The University of Georgia is home to only two Asian-interest sororities — but that could change soon.
SOUL, a new interest group for an Asian-interest sorority at UGA, is seeking members who value female empowerment, scholastic excellence and the spread of Asian awareness.
Kelli Cox, a junior animal science major and president of SOUL, was inspired to start a UGA chapter of a particular Asian-interest sorority after befriending members from other chapters. However, SOUL and its members are not allowed to name this sorority or affiliate with it in any way until their chapter is accepted as official by UGA’s Multicultural Greek Council.
Katrina Lengsavath, a senior biology major and SOUL’s secretary, said this might be a difficult process. Several participating organizations on campus are already struggling to maintain enough members. SOUL’s acceptance into the MGC as an affiliated sorority depends on how many members they can get. MGC doesn’t want to waste a council spot on an organization that won’t last, Lengsavath said.
To Cox, many of SOUL’s members are new faces. Currently, more than 20 girls have expressed interest in joining. Although SOUL is an Asian-interest group, it’s not meant to be Asian-exclusive. All women, regardless of race or ethnicity, are welcome to join.
There are two pre-existing Asian-interest sororities at UGA — Delta Phi Lambda and Alpha Sigma Rho. Cox felt motivated to start a new one because she didn’t feel like she fit in with the others.
Find where you fit
While an array of Panhellenic sororities offer multiple options to help members find a sisterhood, the members of SOUL’s executive board believe women interested in multicultural organizations should have more to choose from.
Multicultural sororities tend to be small and offer the chance for minority women to build tight bonds focused on a common cultural background — an aspect not typically found in larger Panhellenic sororities, Lengsavath said.

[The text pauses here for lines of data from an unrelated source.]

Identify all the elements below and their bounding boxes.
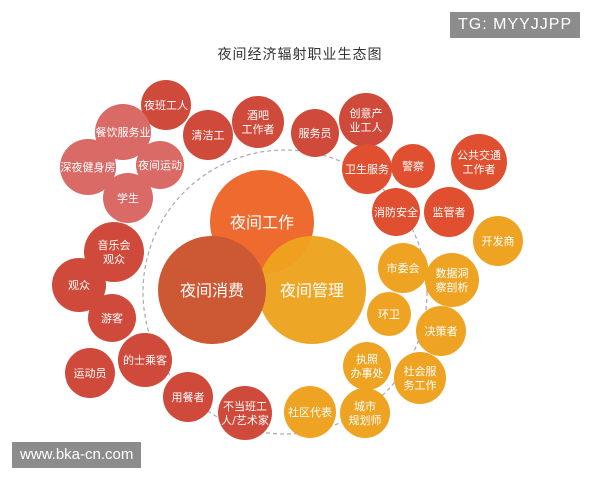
node-circle-30	[340, 388, 390, 438]
node-label-10: 卫生服务	[345, 162, 389, 176]
node-circle-29	[284, 386, 336, 438]
node-label-5: 服务员	[299, 127, 332, 140]
node-label-7: 深夜健身房	[61, 160, 116, 174]
hub-manage-label: 夜间管理	[280, 281, 344, 300]
node-label-22: 决策者	[425, 324, 458, 338]
node-label-19: 观众	[68, 279, 90, 292]
node-circle-20	[88, 294, 136, 342]
node-label-9: 学生	[117, 191, 139, 205]
node-circle-21	[367, 292, 411, 336]
hub-consume-label: 夜间消费	[180, 281, 244, 300]
node-circle-5	[291, 109, 339, 157]
node-circle-23	[65, 348, 115, 398]
node-circle-3	[183, 110, 233, 160]
node-label-6: 创意产业工人	[350, 106, 383, 134]
watermark-bottom: www.bka-cn.com	[12, 442, 142, 468]
node-circle-8	[136, 141, 184, 189]
node-label-24: 的士乘客	[123, 353, 167, 367]
node-label-17: 市委会	[387, 261, 420, 275]
node-circle-15	[473, 216, 523, 266]
node-label-23: 运动员	[74, 367, 107, 380]
node-circle-26	[394, 352, 446, 404]
node-circle-14	[424, 187, 474, 237]
hub-consume-circle	[158, 236, 266, 344]
node-circle-19	[52, 258, 106, 312]
node-label-27: 用餐者	[172, 390, 205, 404]
node-circle-2	[95, 104, 151, 160]
node-label-2: 餐饮服务业	[96, 125, 151, 139]
node-circle-9	[103, 173, 153, 223]
node-circle-1	[141, 80, 191, 130]
node-circle-11	[391, 144, 435, 188]
node-label-28: 不当班工人/艺术家	[221, 399, 269, 427]
node-label-12: 公共交通工作者	[457, 148, 501, 176]
node-label-25: 执照办事处	[351, 352, 384, 380]
node-circle-18	[425, 253, 479, 307]
diagram-title: 夜间经济辐射职业生态图	[217, 47, 383, 63]
node-circle-17	[378, 243, 428, 293]
node-label-3: 清洁工	[192, 129, 225, 142]
node-circle-25	[343, 342, 391, 390]
node-circle-24	[118, 333, 172, 387]
node-label-16: 音乐会观众	[98, 238, 131, 266]
node-circle-6	[339, 93, 393, 147]
node-circle-27	[163, 372, 213, 422]
node-label-15: 开发商	[482, 234, 515, 248]
watermark-top: TG: MYYJJPP	[450, 12, 581, 38]
hub-work-label: 夜间工作	[230, 213, 294, 232]
node-label-8: 夜间运动	[138, 158, 182, 172]
node-label-14: 监管者	[433, 205, 466, 219]
node-label-13: 消防安全	[374, 205, 418, 219]
node-circle-28	[218, 386, 272, 440]
node-circle-7	[60, 139, 116, 195]
node-circle-13	[372, 188, 420, 236]
node-label-4: 酒吧工作者	[242, 109, 275, 136]
node-circle-4	[232, 96, 284, 148]
node-label-18: 数据洞察剖析	[436, 266, 469, 294]
node-circle-10	[342, 144, 392, 194]
node-label-30: 城市规划师	[349, 399, 382, 427]
node-label-20: 游客	[101, 311, 123, 325]
dashed-ring	[142, 149, 428, 435]
hub-manage-circle	[258, 236, 366, 344]
node-label-11: 警察	[402, 159, 424, 173]
node-circle-22	[416, 306, 466, 356]
node-label-29: 社区代表	[288, 405, 332, 419]
node-label-26: 社会服务工作	[404, 364, 437, 392]
node-label-21: 环卫	[378, 308, 400, 321]
node-label-1: 夜班工人	[144, 98, 188, 112]
node-circle-12	[451, 134, 507, 190]
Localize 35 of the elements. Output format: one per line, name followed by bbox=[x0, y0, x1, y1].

Lengsavath helped organize the interest group because she wanted to be part of an organization that welcomes everyone while also spreading Asian awareness. Through this group, the women look forward to connecting with their culture and giving like-minded women an opportunity to find a sisterhood they belong in.
“You’re going to want to find the one that you feel best suits your personality,” Lengsavath said. “A lot of us have already viewed the other two but didn’t feel that connection. We wanted to give girls another opportunity to find who their personality connects with.”
‘A home away from home’
Bonding events, philanthropy work and collaborations with other Asian organizations on campus are all part of SOUL’s plans for the near future, Cox said. Lengsavath said many of the group’s events currently focus on bonding, but they will begin fundraising for their philanthropy as their membership increases.
Shawnnae Nguyen, a senior psychology major and SOUL’s public relations official, said she looked into joining each of UGA’s other two Asian-interest sororities but she didn’t feel an invested dedication towards their philanthropies. When Cox presented her with the idea of starting their own sorority, Nguyen was all for it.
“I want to have a group of friends and that sisterhood here,” Nguyen said. “A home away from home.”
Nguyen said the organization’s docket includes an Asian potluck, the group’s first general body meeting and fundraising events. Potential events include a night market of various Asian foods hosted at the Tate Student Center and a puppy adoption.
SOUL’s executive board is planning to meet with UGA’s MGC next spring to present an overview of the interest group’s progress and a plan for the future. If SOUL’s proposal is accepted by the council, the group will be allowed to affiliate with its chosen organization and become the third Asian-interest sorority on UGA’s campus.
“They want a sorority that’s going to stay on campus ... [not] something that’s going to fizzle out when we graduate,” Cox said.
Cox and the rest of SOUL’s executive board have already dedicated much of their time to the group. But in the end, once they have created a new space for women to bond through their culture, their hard work will be worth it.
SOUL is particularly interested in finding freshmen and sophomores to take over the group’s leadership roles when the junior and senior members of the executive board graduate, Cox said.